Как всегда, прошу тебя не удивляться бреду моих записок, я всегда пишу ночью, почти во сне, и, вероятно, не бредовым и не сонным остается одно, основное — я очень люблю тебя, настолько, что вот ты уже и дома, а не в больнице. Мы все отстояли и отпросили тебя, и Зина, и Ася, и все те, кого я не знаю — и я тоже.
Крепко целую тебя, мой родной. Поправляйся.
Твоя Аля.
<ПАСТЕРНАКУ>; 19 марта 1952
Дорогой мой Борис! За всю зиму я, кажется, не получила от тебя ни одного письма и, как ни странно, не собираюсь упрекать тебя за упорное молчание хоть бы настолечко. Я сама виновата, т. к. пишу тебе ужасно нудные послания, которые могут у тебя вызвать в лучшем случае желание ответить в не менее нудных тонах, в худшем — перемолчать. И это у меня получается как-то само собой, как будто бы сидит во мне какая-то зубная боль, невольно прорывающаяся в письмах.

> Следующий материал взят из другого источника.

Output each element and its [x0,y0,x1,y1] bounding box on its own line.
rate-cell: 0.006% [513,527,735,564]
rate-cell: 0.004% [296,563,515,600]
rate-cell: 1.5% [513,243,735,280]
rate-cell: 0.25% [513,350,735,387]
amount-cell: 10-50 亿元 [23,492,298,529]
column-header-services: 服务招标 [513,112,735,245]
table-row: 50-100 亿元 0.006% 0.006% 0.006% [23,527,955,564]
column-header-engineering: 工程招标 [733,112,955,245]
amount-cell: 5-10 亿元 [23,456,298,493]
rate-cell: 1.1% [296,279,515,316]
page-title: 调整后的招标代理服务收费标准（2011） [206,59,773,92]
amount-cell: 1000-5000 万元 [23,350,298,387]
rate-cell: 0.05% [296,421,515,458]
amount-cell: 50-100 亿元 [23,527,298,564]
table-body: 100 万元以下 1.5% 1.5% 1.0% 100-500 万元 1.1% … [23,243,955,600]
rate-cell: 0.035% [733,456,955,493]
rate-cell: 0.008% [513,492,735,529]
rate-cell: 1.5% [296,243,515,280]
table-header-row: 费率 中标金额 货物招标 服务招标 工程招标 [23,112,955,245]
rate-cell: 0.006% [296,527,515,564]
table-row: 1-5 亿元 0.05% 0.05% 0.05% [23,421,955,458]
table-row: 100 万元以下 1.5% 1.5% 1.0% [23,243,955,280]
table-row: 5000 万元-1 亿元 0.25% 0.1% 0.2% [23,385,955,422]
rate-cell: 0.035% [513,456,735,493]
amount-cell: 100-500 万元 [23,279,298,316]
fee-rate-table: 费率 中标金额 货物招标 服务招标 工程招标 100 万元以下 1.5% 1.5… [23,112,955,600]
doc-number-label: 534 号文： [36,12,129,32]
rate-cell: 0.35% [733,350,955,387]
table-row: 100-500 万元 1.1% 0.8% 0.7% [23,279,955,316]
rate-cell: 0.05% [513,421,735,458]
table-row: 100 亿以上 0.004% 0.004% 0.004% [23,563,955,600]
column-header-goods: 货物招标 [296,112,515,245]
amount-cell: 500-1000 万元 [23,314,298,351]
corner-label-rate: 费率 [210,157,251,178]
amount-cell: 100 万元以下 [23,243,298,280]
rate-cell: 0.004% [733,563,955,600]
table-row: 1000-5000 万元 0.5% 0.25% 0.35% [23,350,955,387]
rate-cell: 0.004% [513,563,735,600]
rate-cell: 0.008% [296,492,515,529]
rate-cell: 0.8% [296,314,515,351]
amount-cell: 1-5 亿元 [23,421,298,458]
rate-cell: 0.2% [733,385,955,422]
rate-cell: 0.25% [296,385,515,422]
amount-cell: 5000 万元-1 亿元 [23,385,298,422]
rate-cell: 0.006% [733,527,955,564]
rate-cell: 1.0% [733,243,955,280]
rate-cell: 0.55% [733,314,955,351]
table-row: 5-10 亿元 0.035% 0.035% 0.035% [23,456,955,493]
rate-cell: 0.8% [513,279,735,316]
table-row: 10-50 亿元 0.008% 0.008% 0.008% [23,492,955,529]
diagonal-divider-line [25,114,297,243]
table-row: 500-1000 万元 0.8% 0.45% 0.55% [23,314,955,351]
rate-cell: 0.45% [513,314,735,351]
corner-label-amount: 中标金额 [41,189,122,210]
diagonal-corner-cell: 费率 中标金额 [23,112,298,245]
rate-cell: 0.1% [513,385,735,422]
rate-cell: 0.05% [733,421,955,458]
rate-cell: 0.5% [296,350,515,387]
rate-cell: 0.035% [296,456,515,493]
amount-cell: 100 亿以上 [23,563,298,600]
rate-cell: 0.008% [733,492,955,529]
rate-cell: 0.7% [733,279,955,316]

У нас стоит чудесный март, блестящий до боли в глазах, нестерпимо яркий. Окна оттаивают, с крыш свешиваются козьи рожки сосулек, но так еще и не думает таять. Морозы пока что вполне зимние. Очень хороши здешние ночи, тишина такая, будто, в ожидании каких-то необычайных звуков, с тем, чтобы тебя подготовить к восприятию их, у тебя выключили слух. Только собственное сердце стучит, да и то ощущаешь грудью. А звезды! Они как бы потягиваются, выбрасывая и пряча короткие лучики, охорашиваются, как птицы, трепещут, вспыхивают оттенками, которым нет у нас названия, кажется, им ничего не стоит нарушить строгий порядок вселенной, перепутать все четкие формы созвездий. Млечный Путь так хорошо брошен над водным — и зимой тоже млечным — путем Енисея — и все так хорошо и так понятно! Если бы умирая видеть над собой такое небо, и так его видеть, то не было бы ни страха, ни горечи и никаких грехов. Только, мне думается, смерть всегда слишком рано приходит, мы начинаем понемногу умирать со смертью первого близкого человека. Я, например, стала умирать ужасно давно, осознав, что Пушкин убит на дуэли. А в дальнейшем пришлось умирать и более больно. (Это стараюсь написать не нудное письмо, Боже мой!)
Живу я, Борис, все так же, бесконечно много и старательно работаю, устаю и глупею. Три дня с наслаждением болела гриппом и впервые за много лет по-настоящему лежала в постели, немного читала, спала и думала только о хорошем, как в детстве. Отдохнула и сразу лучше себя почувствовала, вероятно, я очень переутомлена, ведь отпуск у меня всего 2 недели в год, да и тот проходит во всяких очень трудоемких домашних делах. Ведь беспрестанно что-то нужно делать — то печка разваливается, то крыша течет, то еще что-то, и это все так неинтересно, честное слово! Я бы с удовольствием съездила на месяц хотя бы в Кисловодск с тем, чтобы решительно ничего не делать и озирать окрестности с балкона санатория. Пусть там нет такого чудесного неба, как здесь — пошла бы на уступки!